Se sei arrivato a questo articolo dal nostro post sui social, avrai già letto il preambolo e quindi ti consigliamo di andare direttamente a leggere la risposta che cerchi. Altrimenti dedicaci qualche secondo per farci spiegare un punto piuttosto importante. Quando parliamo di gusto, di stile, di cosa ci piace o meno, è naturale entrare nell’ambito della soggettività. Proprio perché tutto ciò è soggettivo, diventa un po’ complesso trovare delle motivazioni oggettive per far sì che una scelta sia migliore di un’altra. In pratica, se una persona è innamorata di un suo personalissimo e particolarissimo stile, non è facile e neppure giusto, distoglierla da esso.
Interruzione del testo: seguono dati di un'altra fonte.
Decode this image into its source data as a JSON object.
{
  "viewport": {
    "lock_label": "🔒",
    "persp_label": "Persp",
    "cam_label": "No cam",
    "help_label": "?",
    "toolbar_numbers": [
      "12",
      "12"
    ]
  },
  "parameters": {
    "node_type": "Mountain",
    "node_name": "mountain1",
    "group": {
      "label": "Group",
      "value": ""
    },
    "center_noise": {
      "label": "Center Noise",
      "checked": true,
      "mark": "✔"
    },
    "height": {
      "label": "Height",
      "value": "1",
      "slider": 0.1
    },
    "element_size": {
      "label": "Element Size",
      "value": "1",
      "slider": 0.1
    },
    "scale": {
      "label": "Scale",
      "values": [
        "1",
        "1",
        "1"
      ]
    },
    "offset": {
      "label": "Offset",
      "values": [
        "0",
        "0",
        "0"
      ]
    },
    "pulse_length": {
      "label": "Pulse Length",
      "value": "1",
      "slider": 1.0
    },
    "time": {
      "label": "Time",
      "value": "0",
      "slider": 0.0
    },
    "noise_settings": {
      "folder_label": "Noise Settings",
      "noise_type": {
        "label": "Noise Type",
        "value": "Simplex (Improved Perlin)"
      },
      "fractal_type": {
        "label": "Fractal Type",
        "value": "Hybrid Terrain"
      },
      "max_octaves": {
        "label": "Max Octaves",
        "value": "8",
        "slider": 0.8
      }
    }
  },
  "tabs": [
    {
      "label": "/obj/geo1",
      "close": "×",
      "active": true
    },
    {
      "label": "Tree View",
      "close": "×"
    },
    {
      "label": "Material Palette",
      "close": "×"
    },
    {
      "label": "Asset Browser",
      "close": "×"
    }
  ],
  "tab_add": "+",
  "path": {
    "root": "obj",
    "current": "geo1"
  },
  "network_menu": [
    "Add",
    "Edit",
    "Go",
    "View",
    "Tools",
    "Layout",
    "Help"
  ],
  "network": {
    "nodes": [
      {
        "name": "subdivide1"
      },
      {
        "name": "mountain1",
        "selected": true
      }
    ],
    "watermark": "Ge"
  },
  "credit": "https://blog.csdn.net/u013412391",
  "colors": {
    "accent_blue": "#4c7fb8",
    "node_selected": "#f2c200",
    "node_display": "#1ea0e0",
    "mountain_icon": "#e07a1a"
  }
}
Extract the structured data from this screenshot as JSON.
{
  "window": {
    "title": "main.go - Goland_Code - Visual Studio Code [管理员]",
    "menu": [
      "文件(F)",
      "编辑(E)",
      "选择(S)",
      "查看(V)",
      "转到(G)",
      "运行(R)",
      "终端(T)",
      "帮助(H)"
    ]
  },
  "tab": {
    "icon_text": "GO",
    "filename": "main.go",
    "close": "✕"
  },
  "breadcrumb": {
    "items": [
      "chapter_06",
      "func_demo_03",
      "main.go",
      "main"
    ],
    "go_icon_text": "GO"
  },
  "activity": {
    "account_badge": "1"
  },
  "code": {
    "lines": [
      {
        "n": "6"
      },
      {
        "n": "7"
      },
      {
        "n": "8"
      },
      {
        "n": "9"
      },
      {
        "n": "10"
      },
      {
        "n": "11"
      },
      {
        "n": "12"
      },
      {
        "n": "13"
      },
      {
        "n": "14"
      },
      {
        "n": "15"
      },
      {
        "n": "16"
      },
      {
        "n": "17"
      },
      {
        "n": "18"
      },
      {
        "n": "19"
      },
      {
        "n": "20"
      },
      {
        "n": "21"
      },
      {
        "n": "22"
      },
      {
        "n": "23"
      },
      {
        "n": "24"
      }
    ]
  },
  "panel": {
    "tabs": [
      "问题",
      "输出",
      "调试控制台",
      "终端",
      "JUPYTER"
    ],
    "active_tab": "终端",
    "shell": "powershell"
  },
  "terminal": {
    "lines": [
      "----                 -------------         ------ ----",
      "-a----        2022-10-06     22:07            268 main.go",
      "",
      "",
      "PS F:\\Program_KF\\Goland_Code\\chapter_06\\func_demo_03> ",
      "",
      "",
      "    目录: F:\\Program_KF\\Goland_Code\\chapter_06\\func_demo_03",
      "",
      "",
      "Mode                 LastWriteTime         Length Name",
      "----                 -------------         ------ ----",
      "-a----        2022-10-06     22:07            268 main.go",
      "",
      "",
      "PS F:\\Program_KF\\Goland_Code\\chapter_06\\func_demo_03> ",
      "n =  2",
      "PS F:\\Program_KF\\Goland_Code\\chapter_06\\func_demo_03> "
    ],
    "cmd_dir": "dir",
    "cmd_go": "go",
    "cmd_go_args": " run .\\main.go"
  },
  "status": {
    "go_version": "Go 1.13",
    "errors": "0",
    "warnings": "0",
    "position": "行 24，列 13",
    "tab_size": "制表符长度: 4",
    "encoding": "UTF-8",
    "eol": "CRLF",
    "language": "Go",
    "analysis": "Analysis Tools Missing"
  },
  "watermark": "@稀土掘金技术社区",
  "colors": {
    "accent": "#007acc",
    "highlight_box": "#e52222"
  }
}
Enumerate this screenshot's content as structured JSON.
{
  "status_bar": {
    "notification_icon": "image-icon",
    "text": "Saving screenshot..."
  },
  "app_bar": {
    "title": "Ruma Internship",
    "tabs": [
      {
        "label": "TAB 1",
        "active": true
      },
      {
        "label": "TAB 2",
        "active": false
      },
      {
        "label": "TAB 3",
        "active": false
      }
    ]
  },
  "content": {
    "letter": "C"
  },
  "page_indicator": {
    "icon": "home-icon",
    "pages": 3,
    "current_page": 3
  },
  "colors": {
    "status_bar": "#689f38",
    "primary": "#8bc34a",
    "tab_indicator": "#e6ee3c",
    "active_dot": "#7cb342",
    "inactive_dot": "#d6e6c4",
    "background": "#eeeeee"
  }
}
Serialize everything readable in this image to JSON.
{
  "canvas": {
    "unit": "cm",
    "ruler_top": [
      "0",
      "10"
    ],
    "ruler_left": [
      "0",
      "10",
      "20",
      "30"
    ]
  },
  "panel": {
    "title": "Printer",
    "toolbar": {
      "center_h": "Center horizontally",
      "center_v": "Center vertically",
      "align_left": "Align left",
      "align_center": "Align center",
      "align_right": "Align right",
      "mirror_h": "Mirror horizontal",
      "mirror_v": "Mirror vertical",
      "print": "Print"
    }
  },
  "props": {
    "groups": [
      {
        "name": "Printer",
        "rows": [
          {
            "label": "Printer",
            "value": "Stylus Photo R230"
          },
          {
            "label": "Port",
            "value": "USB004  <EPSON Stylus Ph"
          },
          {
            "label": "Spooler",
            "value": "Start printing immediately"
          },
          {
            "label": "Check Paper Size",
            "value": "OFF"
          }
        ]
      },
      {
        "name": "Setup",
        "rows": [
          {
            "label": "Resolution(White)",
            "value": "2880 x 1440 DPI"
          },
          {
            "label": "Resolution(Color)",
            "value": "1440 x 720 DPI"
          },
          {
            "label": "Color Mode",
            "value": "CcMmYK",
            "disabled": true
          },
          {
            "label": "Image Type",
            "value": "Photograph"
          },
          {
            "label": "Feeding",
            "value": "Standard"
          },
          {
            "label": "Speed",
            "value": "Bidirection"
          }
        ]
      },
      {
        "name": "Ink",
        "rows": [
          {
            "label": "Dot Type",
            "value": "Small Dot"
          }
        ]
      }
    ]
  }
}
Se non fosse chiaro, siamo sempre favorevoli al gusto e alla singolare ricerca che ogni persona fa, quando si tratta di arredamento e non solo.

Nel contempo, spesso ci troviamo ad essere interpellati su questo tema. Ecco che allora il nostro gusto personale, viene supportato anche da alcune regole d’oro che abbiamo imparato nel corso degli anni e che sono frutto un po’ dell’esperienza e un po’ della scienza.

 

Come scegliere il colore dei pavimenti in legno?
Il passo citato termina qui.